Dalam pasal 5 tsb menyatakan bahwa laba bruto usaha dalam satu tahun pajak bagi WP yang bergerak
dalam bidang pemborongan bangunan dihitung dengan jalan mencari penerimaan bruto dan biaya biaya
atau pengeluaran yang diperbolehkan untuk dikurangkan berdasarkan METODE PERSENTASE TINGKAT
PENYELESAIAN PEKERJAAn, kecuali ditentukan lain oleh Menteri Keuangan.
Kewajiban untuk menggunakan metode ini hingga kini tetap dipertahankan khususnya bagi proyek
konstruksi yang penyelesaiaanya memakan waktu lebih dari satu tahun pajak.
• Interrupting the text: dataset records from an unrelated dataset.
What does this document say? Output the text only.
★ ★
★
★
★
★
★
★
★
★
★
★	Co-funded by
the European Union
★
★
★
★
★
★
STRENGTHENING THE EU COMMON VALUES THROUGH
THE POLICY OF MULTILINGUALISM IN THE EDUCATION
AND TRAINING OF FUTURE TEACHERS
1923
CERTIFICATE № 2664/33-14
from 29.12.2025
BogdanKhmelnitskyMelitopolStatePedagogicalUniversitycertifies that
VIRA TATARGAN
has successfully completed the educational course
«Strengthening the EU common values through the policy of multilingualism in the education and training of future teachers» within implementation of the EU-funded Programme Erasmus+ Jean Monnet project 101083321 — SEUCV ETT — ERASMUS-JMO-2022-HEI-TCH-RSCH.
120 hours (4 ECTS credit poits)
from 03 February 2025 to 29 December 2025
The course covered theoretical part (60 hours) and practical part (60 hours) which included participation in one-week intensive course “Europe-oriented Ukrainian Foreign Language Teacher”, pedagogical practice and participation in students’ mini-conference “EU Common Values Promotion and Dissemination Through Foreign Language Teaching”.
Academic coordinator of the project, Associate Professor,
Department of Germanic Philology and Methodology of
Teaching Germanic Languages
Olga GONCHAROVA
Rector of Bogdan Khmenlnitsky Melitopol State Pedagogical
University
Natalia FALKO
Ketentuan ini dapat
dilihat dalam PP Nomor 138 tahun 2000 tanggal 21 Desember 20000 tentang Penghitungan Penghasilan
Kena Pajak dan Pelunasan Pajak Penghasilan Dalam Tahun Berjalan.
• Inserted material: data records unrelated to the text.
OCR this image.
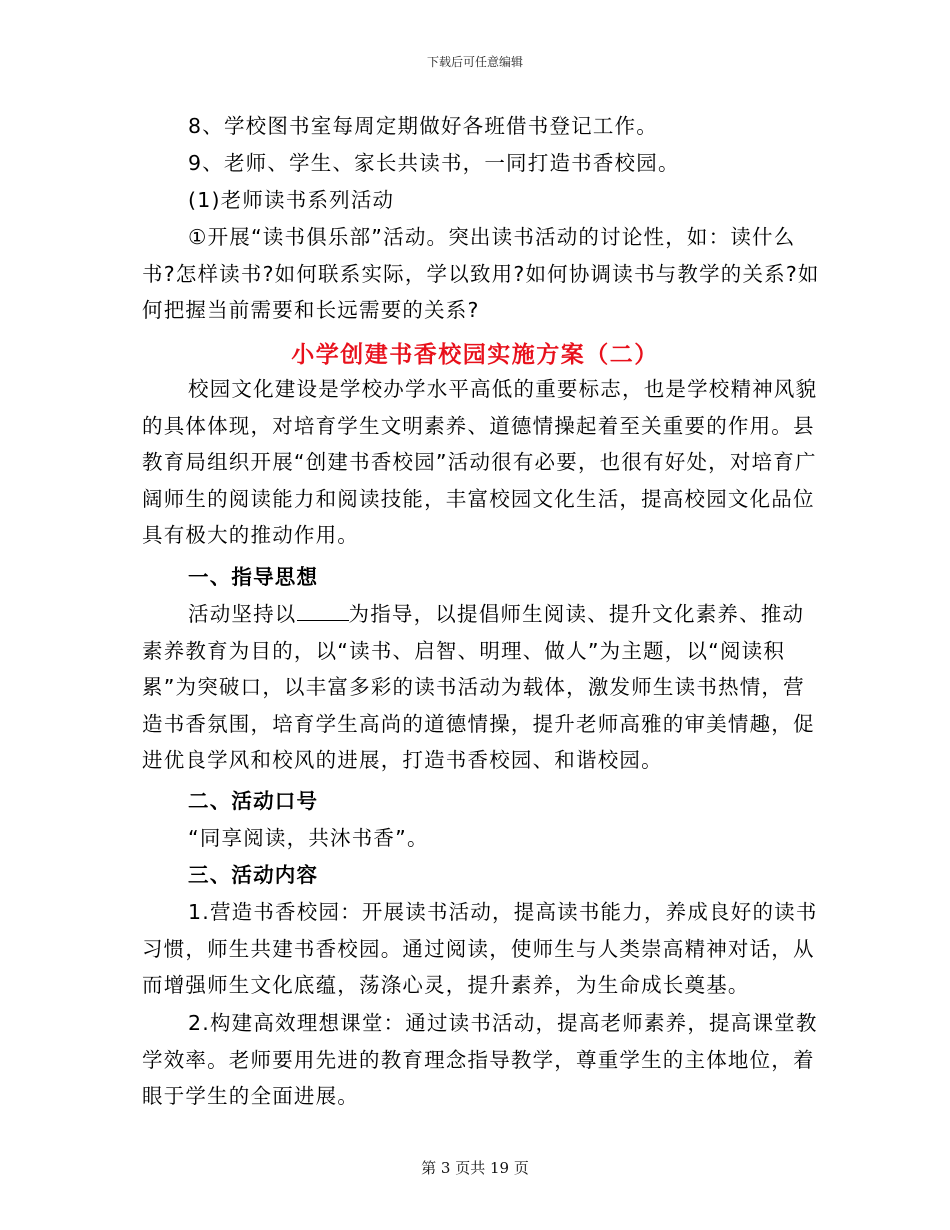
下载后可任意编辑
8、学校图书室每周定期做好各班借书登记工作。
9、老师、学生、家长共读书，一同打造书香校园。
(1)老师读书系列活动
①开展“读书俱乐部”活动。突出读书活动的讨论性，如：读什么书?怎样读书?如何联系实际，学以致用?如何协调读书与教学的关系?如何把握当前需要和长远需要的关系?
小学创建书香校园实施方案（二）
校园文化建设是学校办学水平高低的重要标志，也是学校精神风貌的具体体现，对培育学生文明素养、道德情操起着至关重要的作用。县教育局组织开展“创建书香校园”活动很有必要，也很有好处，对培育广阔师生的阅读能力和阅读技能，丰富校园文化生活，提高校园文化品位具有极大的推动作用。
一、指导思想
活动坚持以	为指导，以提倡师生阅读、提升文化素养、推动素养教育为目的，以“读书、启智、明理、做人”为主题，以“阅读积累”为突破口，以丰富多彩的读书活动为载体，激发师生读书热情，营造书香氛围，培育学生高尚的道德情操，提升老师高雅的审美情趣，促进优良学风和校风的进展，打造书香校园、和谐校园。
二、活动口号
“同享阅读，共沐书香”。
三、活动内容
1.营造书香校园：开展读书活动，提高读书能力，养成良好的读书习惯，师生共建书香校园。通过阅读，使师生与人类崇高精神对话，从而增强师生文化底蕴，荡涤心灵，提升素养，为生命成长奠基。
2.构建高效理想课堂：通过读书活动，提高老师素养，提高课堂教学效率。老师要用先进的教育理念指导教学，尊重学生的主体地位，着眼于学生的全面进展。
第 3 页共 19 页
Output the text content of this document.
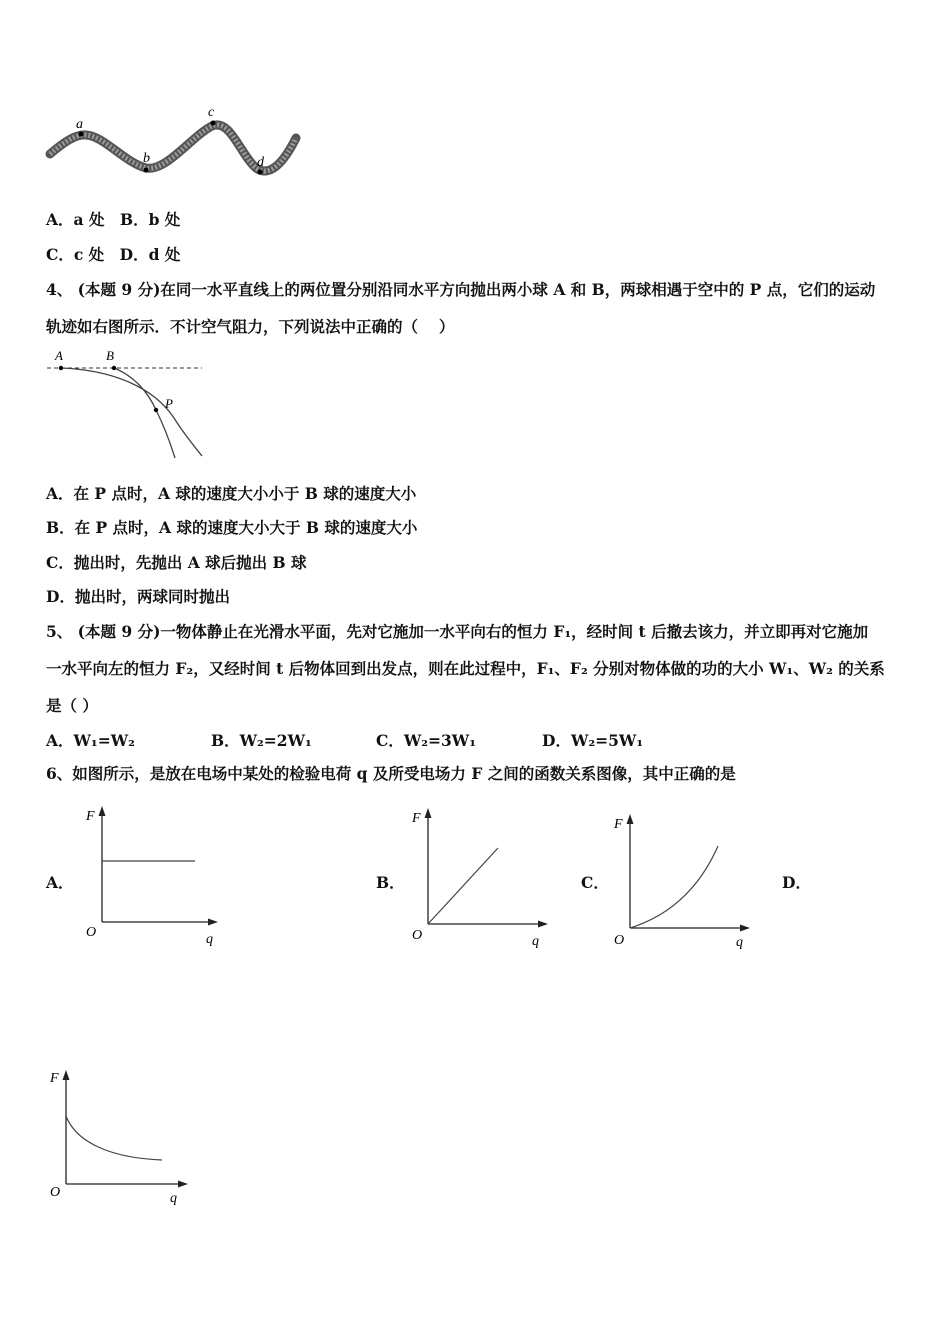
a
b
c
d
A．a 处　B．b 处
C．c 处　D．d 处
4、 (本题 9 分)在同一水平直线上的两位置分别沿同水平方向抛出两小球 A 和 B，两球相遇于空中的 P 点，它们的运动
轨迹如右图所示．不计空气阻力，下列说法中正确的（　 ）
A	B
P
A．在 P 点时，A 球的速度大小小于 B 球的速度大小
B．在 P 点时，A 球的速度大小大于 B 球的速度大小
C．抛出时，先抛出 A 球后抛出 B 球
D．抛出时，两球同时抛出
5、 (本题 9 分)一物体静止在光滑水平面，先对它施加一水平向右的恒力 F₁，经时间 t 后撤去该力，并立即再对它施加
一水平向左的恒力 F₂，又经时间 t 后物体回到出发点，则在此过程中，F₁、F₂ 分别对物体做的功的大小 W₁、W₂ 的关系
是（ ）
A．W₁=W₂	B．W₂=2W₁	C．W₂=3W₁	D．W₂=5W₁
6、如图所示，是放在电场中某处的检验电荷 q 及所受电场力 F 之间的函数关系图像，其中正确的是
A．	B．	C．	D．
F
q
O
F
q
O
F
q
O
F
q
O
Dalam pasal 6 PP Nomor 138 Tahun 2000, ditegaskan bahwa laba bruto usaha dalam suatu tahun pajak
yang diterima atau diperoleh WP yang berusaha dibidang jasa konstruksi yang proses penyelesaiannya
meliputi masa beberapa tahun pajak dihitung berdasarkan metode persentase tersebut.
PERBEDAAN MENDASAR
Sedangkan menurut prinsip akuntansi keuangan umum, pengakuan penghasilan untuk bidang jasa
konstruksi sebenarnya dapat dilakukan dengan salah satu dari dua metode yang diperkenankan yaitu
metode kontrak selesai dan metode persentase penyelesaian pekerjaan. Kedua metode ini amat
berbeda sekali dalam soal penentuan besarnya penghasilan yang harus diakui atau dicatat oleh
pengusaha jasa konstruksi.
Dalam metode kontrak selesai penghasilan dan juga keuntungan ynag diakui pada periode dimana
kontrak pembangunan konstruksi telah rampung atau selesai dilaksanakan. Untuk proyek konstruksi
yang jangka waktunya tidak lebih dari satu periode, metode ini memang dapat dengan mudah
diterapkan karena nilai penghasilan dan profit dapat dengan mudah dihitung berdasarkan nilai kontrak
dikurangi degan biaya biaya proyek yang nyata dapat dikeluarkan.
Akan tetapi hal ini akan berbeda jika pelaksanaan proyek pembangunannya meliputi jangka waktu lebih
dari satu periode (satu tahun buku), pengguna completed contract method dinilai tidak mencerminkan
performa pengusaha jasa konstruksi pada setiap periode tahun buku. Selain itu pengakuan penghasilan
yang hanya dilakukan pada periode penyelesaian pembangunan tidak setiap tahun buku sebagaimana
diterapkan dalam percentage of completion method dianggap dapat menimbulkan peyimpangan dan
juga pemutarbalikan fakta (distorsi) dalam pelaporan pendapatan dan biaya proyek.
Karena hal hal diatas tersebutlah para praktisi akuntansi keuangan lebih meyarankan meggunakan
percentage of completion method terutama untuk proyek konstruksi yang jangka waktu
penyelesaiannya lebih dari satu periode dan peraturan pajak pun secara tegas telah menetapkan
bahawa khusus untuk pengusaha jasa konstruksi tertama yang sedang mengerjakan proyek jangka
panjang harus menggunakan PERCENTAGE OF COMPLETION METHOD.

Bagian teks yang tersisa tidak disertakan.